Read More: sportsillustrated.cnn.com



Snip:

His stunning second-round TKO was not the greatest upset in UFC history -- Weidman (10-0) was only about a 2-1 underdog and had been picked to win by many fellow fighters, including champions past and present -- but the manner in which it happened was unfathomable. The two-time NCAA Division I All-American wrestler had employed the Chael Sonnen blueprint of putting Silva on his back for the better part of the first round of the UFC 162 main event, and he actually landed more crisp ground-and-pound shots through the first three minutes than Sonnen had throughout nearly six full rounds on top of Silva.

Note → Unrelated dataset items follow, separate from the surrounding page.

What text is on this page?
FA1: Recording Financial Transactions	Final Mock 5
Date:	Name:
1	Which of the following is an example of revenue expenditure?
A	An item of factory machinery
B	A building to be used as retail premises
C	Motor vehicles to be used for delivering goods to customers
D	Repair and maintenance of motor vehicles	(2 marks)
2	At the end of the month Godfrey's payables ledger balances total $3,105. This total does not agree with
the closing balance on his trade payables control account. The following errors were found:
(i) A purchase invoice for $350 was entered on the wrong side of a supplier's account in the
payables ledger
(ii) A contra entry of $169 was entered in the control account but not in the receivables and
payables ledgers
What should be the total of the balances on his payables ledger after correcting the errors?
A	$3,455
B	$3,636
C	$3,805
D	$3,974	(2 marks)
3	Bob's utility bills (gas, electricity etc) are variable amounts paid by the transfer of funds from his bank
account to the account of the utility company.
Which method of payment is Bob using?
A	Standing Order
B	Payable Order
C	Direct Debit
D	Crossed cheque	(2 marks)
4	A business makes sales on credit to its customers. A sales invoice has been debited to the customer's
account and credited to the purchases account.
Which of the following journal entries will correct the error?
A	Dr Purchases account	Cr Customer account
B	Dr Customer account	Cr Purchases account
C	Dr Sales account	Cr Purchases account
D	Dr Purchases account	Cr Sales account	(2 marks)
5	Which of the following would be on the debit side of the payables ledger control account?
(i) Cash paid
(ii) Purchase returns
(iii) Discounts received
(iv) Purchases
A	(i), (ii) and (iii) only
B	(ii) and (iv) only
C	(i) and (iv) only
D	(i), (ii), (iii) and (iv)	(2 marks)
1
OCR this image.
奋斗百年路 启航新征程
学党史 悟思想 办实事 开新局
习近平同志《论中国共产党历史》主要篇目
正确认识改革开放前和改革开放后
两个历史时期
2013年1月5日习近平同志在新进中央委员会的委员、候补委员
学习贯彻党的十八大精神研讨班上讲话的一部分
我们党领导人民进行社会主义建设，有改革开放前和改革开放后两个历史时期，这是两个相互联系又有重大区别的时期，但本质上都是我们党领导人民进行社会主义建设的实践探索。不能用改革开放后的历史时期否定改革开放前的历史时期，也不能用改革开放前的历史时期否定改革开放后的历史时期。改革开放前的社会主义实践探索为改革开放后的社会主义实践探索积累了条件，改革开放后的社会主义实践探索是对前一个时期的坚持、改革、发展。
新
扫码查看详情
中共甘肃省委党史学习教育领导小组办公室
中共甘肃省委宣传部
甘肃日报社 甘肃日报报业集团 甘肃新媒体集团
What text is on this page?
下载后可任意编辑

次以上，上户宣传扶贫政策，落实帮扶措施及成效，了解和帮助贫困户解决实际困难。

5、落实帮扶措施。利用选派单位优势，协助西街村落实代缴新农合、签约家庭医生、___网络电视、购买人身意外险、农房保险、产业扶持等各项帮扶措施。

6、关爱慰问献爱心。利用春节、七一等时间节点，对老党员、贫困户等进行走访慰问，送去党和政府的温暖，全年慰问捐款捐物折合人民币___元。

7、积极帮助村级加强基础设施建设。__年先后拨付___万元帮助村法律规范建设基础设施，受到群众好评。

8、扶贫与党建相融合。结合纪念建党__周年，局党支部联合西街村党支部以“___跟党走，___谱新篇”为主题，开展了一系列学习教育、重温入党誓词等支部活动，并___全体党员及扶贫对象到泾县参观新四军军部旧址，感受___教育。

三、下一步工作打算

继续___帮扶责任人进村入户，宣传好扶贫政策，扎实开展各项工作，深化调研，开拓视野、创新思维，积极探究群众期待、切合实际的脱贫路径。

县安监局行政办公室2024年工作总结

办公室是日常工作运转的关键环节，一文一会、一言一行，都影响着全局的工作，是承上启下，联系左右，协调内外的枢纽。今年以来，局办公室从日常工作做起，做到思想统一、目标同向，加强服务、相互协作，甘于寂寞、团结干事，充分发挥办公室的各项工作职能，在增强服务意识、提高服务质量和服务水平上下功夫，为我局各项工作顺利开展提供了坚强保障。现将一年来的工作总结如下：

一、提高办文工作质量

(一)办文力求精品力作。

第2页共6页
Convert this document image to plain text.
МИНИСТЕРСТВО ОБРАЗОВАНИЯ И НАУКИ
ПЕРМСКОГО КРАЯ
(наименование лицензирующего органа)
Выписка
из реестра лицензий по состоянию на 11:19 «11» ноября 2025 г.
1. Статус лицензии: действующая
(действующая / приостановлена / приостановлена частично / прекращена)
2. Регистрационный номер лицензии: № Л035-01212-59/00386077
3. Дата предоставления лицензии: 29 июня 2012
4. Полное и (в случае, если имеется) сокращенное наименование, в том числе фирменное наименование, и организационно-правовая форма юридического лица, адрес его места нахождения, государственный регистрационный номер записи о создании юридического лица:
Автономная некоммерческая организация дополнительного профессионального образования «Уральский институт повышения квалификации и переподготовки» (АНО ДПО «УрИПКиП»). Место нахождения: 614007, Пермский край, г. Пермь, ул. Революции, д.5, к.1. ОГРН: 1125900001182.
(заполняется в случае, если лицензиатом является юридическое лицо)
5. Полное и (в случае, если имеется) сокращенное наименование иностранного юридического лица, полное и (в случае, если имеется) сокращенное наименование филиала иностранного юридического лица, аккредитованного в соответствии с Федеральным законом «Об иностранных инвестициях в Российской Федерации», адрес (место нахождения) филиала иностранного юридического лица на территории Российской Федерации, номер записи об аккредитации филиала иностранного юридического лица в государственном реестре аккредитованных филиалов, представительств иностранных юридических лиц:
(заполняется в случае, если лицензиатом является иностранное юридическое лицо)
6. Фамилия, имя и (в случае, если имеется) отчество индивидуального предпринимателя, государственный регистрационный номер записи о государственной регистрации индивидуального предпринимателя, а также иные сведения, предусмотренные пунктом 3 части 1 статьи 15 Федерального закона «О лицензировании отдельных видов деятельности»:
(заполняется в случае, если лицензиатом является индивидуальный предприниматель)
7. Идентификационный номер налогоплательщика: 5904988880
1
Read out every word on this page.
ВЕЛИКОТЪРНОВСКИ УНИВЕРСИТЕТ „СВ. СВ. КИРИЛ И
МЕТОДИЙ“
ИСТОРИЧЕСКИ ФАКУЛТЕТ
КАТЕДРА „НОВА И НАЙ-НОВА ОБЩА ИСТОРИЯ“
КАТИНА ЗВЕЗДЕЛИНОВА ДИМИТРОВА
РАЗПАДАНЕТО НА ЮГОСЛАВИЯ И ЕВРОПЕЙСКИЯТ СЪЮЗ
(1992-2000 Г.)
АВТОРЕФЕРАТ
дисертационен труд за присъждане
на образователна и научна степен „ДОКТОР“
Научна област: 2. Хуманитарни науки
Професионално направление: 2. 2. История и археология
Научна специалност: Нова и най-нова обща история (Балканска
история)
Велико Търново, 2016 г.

HUNT: Bizarre Weidman-Silva bout the highlight of UFC 162

But as the first five minutes at MGM Grand Garden Arena in Las Vegas wound down and the second session began, the fighters were back on their feet, where Silva wanted to be. Where Silva has always made elite fighting professionals look amateurish.

With his feet on the ground, Silva (33-5) fights like no man ever has. And he pulled out all of his confounding tricks against Weidman. He dropped his hands to his sides and motioned the challenger forward, inviting Chris to hit him with his best shot ... or at least try to. And when Weidman did manage to land leather on his face a couple of times early in the second round, the champ wobbled with dramatic clownishness. It was beginning to look like an Anderson Silva fight. He was setting a course not simply to victory but to the humiliation of another opponent.

The crowd of 12,399 loved it. Weidman did not.

The second time Silva did his mocking wobble, the challenger lunged forward with a feisty right hand. He missed. Then he flung the right backhanded, and while the awkward strike only lightly grazed "The Spider," it served a purpose. It occupied Silva to the point where he didn't notice the left hand being flung in his direction. This one had more oomph behind it. This one landed square on the jaw, whereupon Silva landed square on his back. The soon-to-be-ex-champ's eyes did a dance he'd not choreographed.

"I was ready for it," Weidman later would say of Silva's clowning. "It [ticks] me off when someone tries to do that to me."

Clearly not a wise thing to try to do to this hard man.

Weidman pounced on Silva with wild abandon as the fans roared, landed a hard right hand on the jaw that left Anderson limp, and followed with a couple of more shots before referee Herb Dean could jump in at 1:18 of the round.